その言葉を聴いたとき、紫杏が何かを決意したかのように拳を握り締めた事に、誰も気が付かなかった。
気が付けなかった。
「増やしたくないの?」
「今でさえカズがいやな顔するんだから、これ以上泣かせるのはゴメンだよ。
ああ、浜野は大丈
べ ち ゃ ッ !
夫――!?」
――会話の最中に地下室に響き渡った、不吉な不吉な濡れた音。
今さっき聞いたのと同じ、しかし明らかに先の音より大きな音に、その場にいた全員が硬直した。
うつむいていた和那も顔を上げ、皆でさびた機械が動くように、ぎぎぎぎぎぃっ、と音源に向かって首を動かし……そして見た。
床に広がる精液の海。
その真っ只中に、何故か顔面からダイブしてしまっている紫杏の姿を。
『し、しあーーーーーーーーーーーーーーーーーーーんっ!?』
声をはもらせた和那と十坂が、わたわたと倒れた紫杏に駆け寄る中、朱里は動かなかった。動けなかった。
そう、彼女は見てしまったのだ。
精液の海に向かって倒れこむ瞬間……紫杏が某嵐を呼ぶ幼稚園児の如き笑みを浮かべる姿を!
「し、紫杏! 大丈夫か紫杏!」
「ば、バランスを……崩してしまった……」
嘘だ。アレは絶対わざとだ。
彼女は、わざと精液の海の中に自分から突っ込んだのだ。
あの冷静沈着な紫杏をここまでトチ狂わせるとは……恋とは、実に恐ろしい不治の病である。
「か、カズ! ルッカの拘束解いて! バケツリレーで精液を洗い流せー!!!!」
「わ、わか――」
そうか。
そういうことか。
かちゃかちゃ……
「って、ちょっと紫杏さーーーーーーんっ!?
何でズボンのベルトを――」
「うふ、うふ、うふふふふふふふふふ」
「だ、駄目だー! もう完全に逝っちゃってるー!!!!」
(紫杏、あなたは……人の道を踏み外してでも、十坂と結ばれたかったのね)
あかりん、遠い遠い目で逝ってしまった己が主を眺め、ゆっくりと絶望した……紫杏が倒れこんだ時に飛び散った精液が、口の中に入ってしまった音に対する、拭いようのない絶望感が、胸を満たしていく。

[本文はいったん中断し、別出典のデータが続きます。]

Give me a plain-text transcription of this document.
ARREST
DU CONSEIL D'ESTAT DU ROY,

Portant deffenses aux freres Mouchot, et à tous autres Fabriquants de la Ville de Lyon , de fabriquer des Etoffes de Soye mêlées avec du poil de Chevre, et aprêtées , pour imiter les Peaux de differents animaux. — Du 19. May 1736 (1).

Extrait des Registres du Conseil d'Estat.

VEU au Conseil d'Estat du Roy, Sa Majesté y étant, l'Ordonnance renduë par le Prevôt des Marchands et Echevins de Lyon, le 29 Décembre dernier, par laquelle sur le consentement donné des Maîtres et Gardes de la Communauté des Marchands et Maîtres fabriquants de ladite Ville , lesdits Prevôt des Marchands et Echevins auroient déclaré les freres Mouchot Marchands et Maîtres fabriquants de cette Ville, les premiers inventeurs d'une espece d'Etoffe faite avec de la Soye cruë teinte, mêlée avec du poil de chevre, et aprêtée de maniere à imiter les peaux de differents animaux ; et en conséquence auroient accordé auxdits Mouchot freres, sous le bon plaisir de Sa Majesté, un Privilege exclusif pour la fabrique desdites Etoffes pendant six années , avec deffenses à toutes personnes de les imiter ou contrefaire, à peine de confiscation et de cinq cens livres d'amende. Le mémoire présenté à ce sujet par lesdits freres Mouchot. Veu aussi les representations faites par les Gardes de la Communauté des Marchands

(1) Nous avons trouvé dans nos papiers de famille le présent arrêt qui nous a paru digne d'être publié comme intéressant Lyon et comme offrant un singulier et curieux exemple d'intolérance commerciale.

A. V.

「うわーん! 紫杏が、紫杏がどこぞの変態みたいになってしもうたー!」
「……誰が変態よ。誰が」
「アンタにきまっとるやろー!」
「……人が御主人様からの放置プレイを楽しんでいたところを邪魔しておいて、いう事がそれかー!」
和那と拘束から解き放たれたルッカが、闘志むき出しで火花を散らし。
「あむ……ぷちゅ……あぁ……大きい♪」
「ちょ! 紫杏……いきなりそれは……って、浜野まで何を……!」
「ふふふふふふふ」
「え、獲物を狙うハイエナの目だっ!!!!」
紫杏と十坂に朱里が混じって、ピンク色でサックスが聞こえそうな雰囲気を撒き散らし、
まぁなんてカオスな空間でしょう!
リフォームの匠もびっくりの劇的ビフォーアフターであった。
その日……彼女達はカレンダーの日付が変わるまで、地下室を出る事はなかった。